Post Teofanía: El sí de María
Armodoxy para hoy: El sí de María
María, la madre de Jesús, es la primera de todos los santos en la Iglesia. En la Iglesia armenia se le conoce como Asdvadzadzin (= Portadora de Dios) o Asdvadzamayr (= Madre de Dios). Estos títulos nos dicen más sobre la primacía de Jesucristo en nuestra fe que sobre María, pero señalan la reverencia con la que debemos acercarnos a la Santísima Madre.
Única en la historia cristiana, María es elegida por Dios para llevar al Niño Jesús. Encontramos a María en las Escrituras en la Concepción, el Nacimiento, en la adolescencia de Jesús y finalmente en la Crucifixión, al pie de la Cruz, observando cómo su hijo es golpeado, torturado y asesinado por la misma humanidad a la que vino a salvar. Según las Escrituras, María es la única testigo de la vida de Jesús desde la "cuna hasta la tumba". Aunque es posible que José viviera tanto tiempo, no hay detalles de su vida más allá de la historia de Jesús a los 12 años (Lucas 2:41-49).
Aunque se ha dicho y escrito mucho a lo largo de los siglos sobre la Madre María, su historia es sencilla y tiene lugar en los dos primeros capítulos de los Evangelios de San Mateo y San Lucas. Más aún, la sencillez de la historia de María se puede resumir en una palabra: ¡Sí! María, la Santa Madre de Dios, es venerada y distinguida de todos los santos debido a un sencillo y valiente "sí" que dio a la invitación de Dios.

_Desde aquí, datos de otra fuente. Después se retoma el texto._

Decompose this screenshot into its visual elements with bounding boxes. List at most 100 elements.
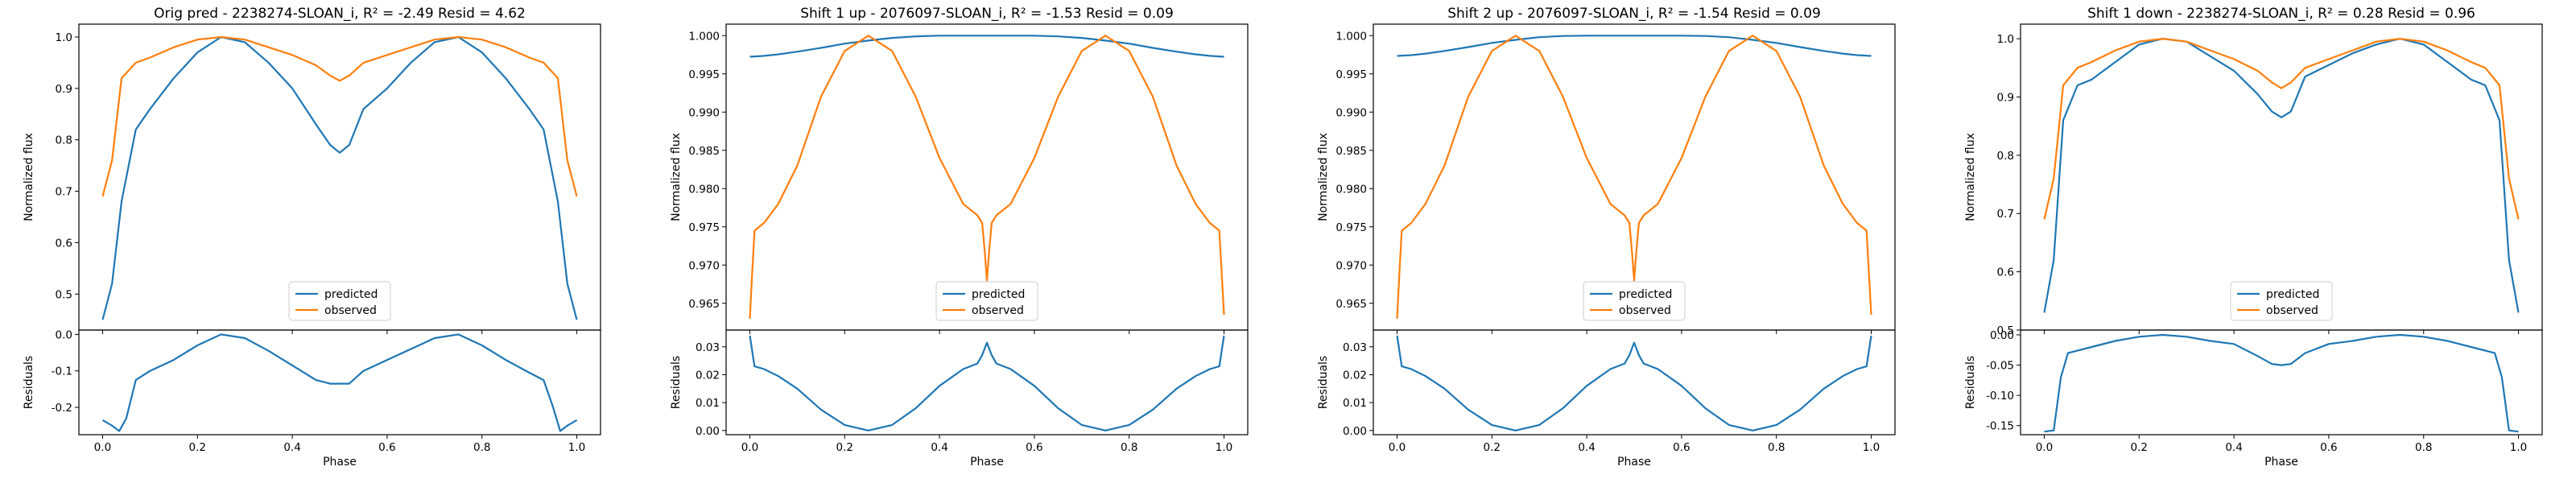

La historia de ese "sí" no puede expresarse con mayor elocuencia que en el Evangelio de San Lucas (capítulo 1),
Al sexto mes, el ángel Gabriel fue enviado por Dios a una ciudad de Galilea llamada Nazaret, a una virgen desposada con un hombre llamado José, de la casa de David. El nombre de la virgen era María. Y entrando el ángel, le dijo: "¡Alégrate, muy favorecida, el Señor está contigo; bendita eres entre las mujeres!"
Pero ella, al verle, se turbó por sus palabras y consideraba qué clase de saludo sería este. Entonces el ángel le dijo: "No temas, María, porque has hallado gracia delante de Dios. Y he aquí, concebirás en tu vientre y darás a luz un Hijo, y llamarás su nombre Jesús. Él será grande y será llamado Hijo del Altísimo; y el Señor Dios le dará el trono de su padre David. Y reinará sobre la casa de Jacob para siempre, y de su reino no habrá fin".
Entonces María dijo al ángel: "¿Cómo será esto, pues no conozco varón?"
Y el ángel respondió y le dijo: "El Espíritu Santo vendrá sobre ti, y el poder del Altísimo te cubrirá con su sombra..." Entonces María dijo: "¡He aquí la sierva del Señor! Hágase conmigo conforme a tu palabra". Y el ángel se apartó de ella.
El "sí" de María al ángel es sencillo, pero poderoso. Parece haber fluido de sus labios, pero requirió el valor de toda una vida para pronunciarlo. Ten en cuenta que hablamos de hace 2000 años, en Oriente Medio. Esta historia no ocurre en el siglo XXI en EE. UU. La sentencia por un embarazo fuera del matrimonio era la muerte, sin mencionar la humillación, el deshonor y el estigma que suponía para tu familia. La presión, tanto real como psicológica, para decir "no" era enorme, por lo que el valor de ese "sí" era incalculable. Y así fue como su "sí" cambió el curso de la historia humana, pues de ella nació un niño que es el Hijo de Dios.
Ahora, invita a la acción de María a tu siglo XXI. Cada día y cada momento se nos pide que traigamos a Cristo a este mundo. Cristo es la encarnación del amor. Al amar, cuidar y ser empáticos con las necesidades de los demás, traemos a Cristo a este mundo, le decimos "sí" a Dios. Es así de sencillo, y el nivel de dificultad para hacerlo depende de nosotros. Armodoxy es un testimonio de un pueblo que ha elegido llevar a Cristo al mundo. No ha sido fácil, pero la recompensa ha sido grande. Cada altar de la Iglesia armenia lleva la imagen de Santa María presentando y ofreciendo a Jesucristo, el Amor, al mundo. Cada altar es un recordatorio de que este "sí" cambia la historia humana.
Oramos: "Señor Jesucristo, tu santa madre dijo sí a la invitación de llevarte y presentarte al mundo. Viniste a un mundo de oscuridad y trajiste luz, a un mundo de odio y predicaste el amor. Hoy digo sí, para traer luz y amor a un mundo que sufre. Brilla en mi vida, guíame siempre por los caminos de tu amor. Amén".